Over the weekend Stewart Baker of the DHS posted an entry in the DHS “Leadership Journal” blog entitled U.S. and EU Agree on Data Protection Principles. Readers unfamiliar with the “back story” might conclude from this — as Baker and the DHS no doubt hope they will — that some sort of formal negotiations have been concluded, and that the USA and the European Union have actually worked out their differences on privacy and data protection.
Not so at all. Many details remain unclear, as has been typical of DHS international diplomacy. All the meetings of the previous so-called “EU US High Level Contact Group on information sharing and privacy and personal data protection” occurred in secret. But the joint statement by a new group of selected officials from US and EU executive agencies, released as an attachment to Baker’s blog post, indicates essentially the same impasse remains as existed when the “High Level Contact Group” made its final report in May 2008:
The High Level Contact Group had been created after the European Court of Justice invalidated the nonbinding “agreement” and unilateral DHS “undertakings” which had given a fig leaf of legality to DHS access to Passenger Name Record (PNR) data collected in the EU. (The ECJ ruling, in a lawsuit brought by the European Parliament, was based solely on the improper legal basis for the “agreement”. Any new agreement, even if adopted on a different basis, would still be vulnerable to challenge under EU law as a violation of fundamental rights.)

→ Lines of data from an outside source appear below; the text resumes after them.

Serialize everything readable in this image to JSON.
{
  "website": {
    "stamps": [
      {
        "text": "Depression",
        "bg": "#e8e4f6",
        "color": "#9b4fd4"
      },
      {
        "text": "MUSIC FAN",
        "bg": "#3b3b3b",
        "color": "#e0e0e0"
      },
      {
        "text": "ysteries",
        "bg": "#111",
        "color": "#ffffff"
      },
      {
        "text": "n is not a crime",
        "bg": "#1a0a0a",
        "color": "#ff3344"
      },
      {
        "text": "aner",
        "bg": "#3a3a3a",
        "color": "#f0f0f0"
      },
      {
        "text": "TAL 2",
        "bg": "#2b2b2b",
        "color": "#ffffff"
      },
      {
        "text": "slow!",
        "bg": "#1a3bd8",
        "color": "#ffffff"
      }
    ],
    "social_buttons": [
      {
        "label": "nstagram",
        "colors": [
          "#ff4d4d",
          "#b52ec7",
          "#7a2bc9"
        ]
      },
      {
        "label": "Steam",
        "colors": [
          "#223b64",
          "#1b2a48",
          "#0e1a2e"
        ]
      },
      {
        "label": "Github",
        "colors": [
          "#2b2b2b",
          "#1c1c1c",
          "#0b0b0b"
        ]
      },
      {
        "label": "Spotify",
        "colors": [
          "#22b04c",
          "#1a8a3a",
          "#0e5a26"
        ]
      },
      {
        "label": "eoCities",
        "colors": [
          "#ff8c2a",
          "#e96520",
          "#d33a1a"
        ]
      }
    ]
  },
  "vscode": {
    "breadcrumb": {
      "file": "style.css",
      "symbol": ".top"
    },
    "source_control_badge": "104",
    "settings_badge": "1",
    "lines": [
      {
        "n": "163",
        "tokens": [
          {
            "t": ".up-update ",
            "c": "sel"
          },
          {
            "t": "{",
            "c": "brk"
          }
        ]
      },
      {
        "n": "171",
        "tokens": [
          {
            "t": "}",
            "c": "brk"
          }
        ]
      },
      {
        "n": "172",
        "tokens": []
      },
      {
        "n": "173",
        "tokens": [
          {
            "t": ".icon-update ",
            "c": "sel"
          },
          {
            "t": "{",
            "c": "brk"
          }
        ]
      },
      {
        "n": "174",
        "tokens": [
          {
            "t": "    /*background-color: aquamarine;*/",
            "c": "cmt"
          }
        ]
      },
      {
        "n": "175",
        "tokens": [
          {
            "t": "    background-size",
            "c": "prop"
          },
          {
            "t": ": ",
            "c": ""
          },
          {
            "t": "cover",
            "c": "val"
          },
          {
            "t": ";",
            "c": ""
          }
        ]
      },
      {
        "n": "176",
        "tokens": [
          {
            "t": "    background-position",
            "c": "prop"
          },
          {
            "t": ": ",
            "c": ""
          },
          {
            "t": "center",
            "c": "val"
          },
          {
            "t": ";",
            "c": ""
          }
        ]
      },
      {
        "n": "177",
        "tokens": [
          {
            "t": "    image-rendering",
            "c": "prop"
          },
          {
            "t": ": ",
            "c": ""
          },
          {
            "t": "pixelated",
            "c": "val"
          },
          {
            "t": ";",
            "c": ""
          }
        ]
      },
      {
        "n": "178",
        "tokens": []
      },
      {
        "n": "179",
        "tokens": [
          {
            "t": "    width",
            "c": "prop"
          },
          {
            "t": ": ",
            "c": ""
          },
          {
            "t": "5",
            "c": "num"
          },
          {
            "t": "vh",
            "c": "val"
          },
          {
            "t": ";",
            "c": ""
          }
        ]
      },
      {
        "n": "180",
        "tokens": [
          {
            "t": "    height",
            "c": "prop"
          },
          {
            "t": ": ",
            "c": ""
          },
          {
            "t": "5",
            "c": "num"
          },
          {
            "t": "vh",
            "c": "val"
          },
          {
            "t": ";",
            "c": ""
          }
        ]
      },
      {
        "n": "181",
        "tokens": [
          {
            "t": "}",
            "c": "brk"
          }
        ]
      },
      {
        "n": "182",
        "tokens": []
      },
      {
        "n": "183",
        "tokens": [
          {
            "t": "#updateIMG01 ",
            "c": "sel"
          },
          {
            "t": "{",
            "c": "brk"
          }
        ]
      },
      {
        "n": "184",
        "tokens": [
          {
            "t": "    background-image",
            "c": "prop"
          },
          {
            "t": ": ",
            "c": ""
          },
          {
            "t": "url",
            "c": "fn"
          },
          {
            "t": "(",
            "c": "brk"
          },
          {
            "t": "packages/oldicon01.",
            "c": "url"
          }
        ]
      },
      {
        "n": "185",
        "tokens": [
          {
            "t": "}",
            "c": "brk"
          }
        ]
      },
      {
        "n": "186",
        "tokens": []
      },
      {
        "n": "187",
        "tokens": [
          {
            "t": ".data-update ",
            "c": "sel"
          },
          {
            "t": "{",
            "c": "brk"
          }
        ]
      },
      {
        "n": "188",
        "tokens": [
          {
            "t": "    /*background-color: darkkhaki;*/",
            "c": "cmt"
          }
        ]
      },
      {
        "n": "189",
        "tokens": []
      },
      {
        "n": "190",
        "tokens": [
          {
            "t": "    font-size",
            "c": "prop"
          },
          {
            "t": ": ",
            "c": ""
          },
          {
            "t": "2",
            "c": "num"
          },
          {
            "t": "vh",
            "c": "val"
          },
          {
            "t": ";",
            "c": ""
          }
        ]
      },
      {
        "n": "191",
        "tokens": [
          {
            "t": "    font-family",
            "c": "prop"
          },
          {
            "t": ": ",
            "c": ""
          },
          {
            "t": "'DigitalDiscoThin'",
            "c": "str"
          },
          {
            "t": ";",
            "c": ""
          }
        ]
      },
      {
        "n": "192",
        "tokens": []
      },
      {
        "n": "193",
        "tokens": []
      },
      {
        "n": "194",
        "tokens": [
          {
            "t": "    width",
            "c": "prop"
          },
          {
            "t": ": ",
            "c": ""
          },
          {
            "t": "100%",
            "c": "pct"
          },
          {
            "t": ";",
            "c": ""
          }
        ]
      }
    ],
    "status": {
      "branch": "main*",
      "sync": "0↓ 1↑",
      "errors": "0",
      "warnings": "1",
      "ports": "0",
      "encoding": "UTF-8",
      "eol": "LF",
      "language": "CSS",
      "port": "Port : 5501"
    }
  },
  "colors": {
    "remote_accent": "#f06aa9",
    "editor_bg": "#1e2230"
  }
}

Despite being limited to representatives of executive agencies (excluding Congress, the European Parliament, and national governments of EU member nations, all of whom would have to be involved in ratification of any eventual treaty or implementing legislation), the High Level Contact Group failed to achive the agreement sought by the DHS: Even the most sympathetic Europeans were unwilling to give the DHS access to European personal data without some sort of legally binding accountability and oversight by an independent external arbiter. Even that didn’t go far enough for many other European officials, as evidenced by the Opinion of the European Data Protection Supervisor on the High Level Contact Group report, which stressed the essentiality of a binding agreement and the desirability of involving legislators and data protection authorities in the negotiations.
Meanwhile, the DHS continued to resist EU demands for reciprocal treatment of travelers from the USA and the EU. The USA continues to admit some EU citizens under the “Visa Waiver Program” (VWP) while requiring visas from citizens of many other EU members (including notably Greece, as well as some newer EU members in Eastern Europe). As a result, the EC was obliged to recommend sanctions against the USA for unequal treatment of EU visitors, in the form of a formal propsal to require visas from all US diplomatic visitors to the EU. The issue escalated when the USA proposed to require an advance electronic travel authorization even from VWP visitors. If, as it appears, a “travel authorization” is a visa by another name, the EU might be obliged to impose reciprocal visa requirments on all US citizens, not just those traveling on diplomatic or official passports.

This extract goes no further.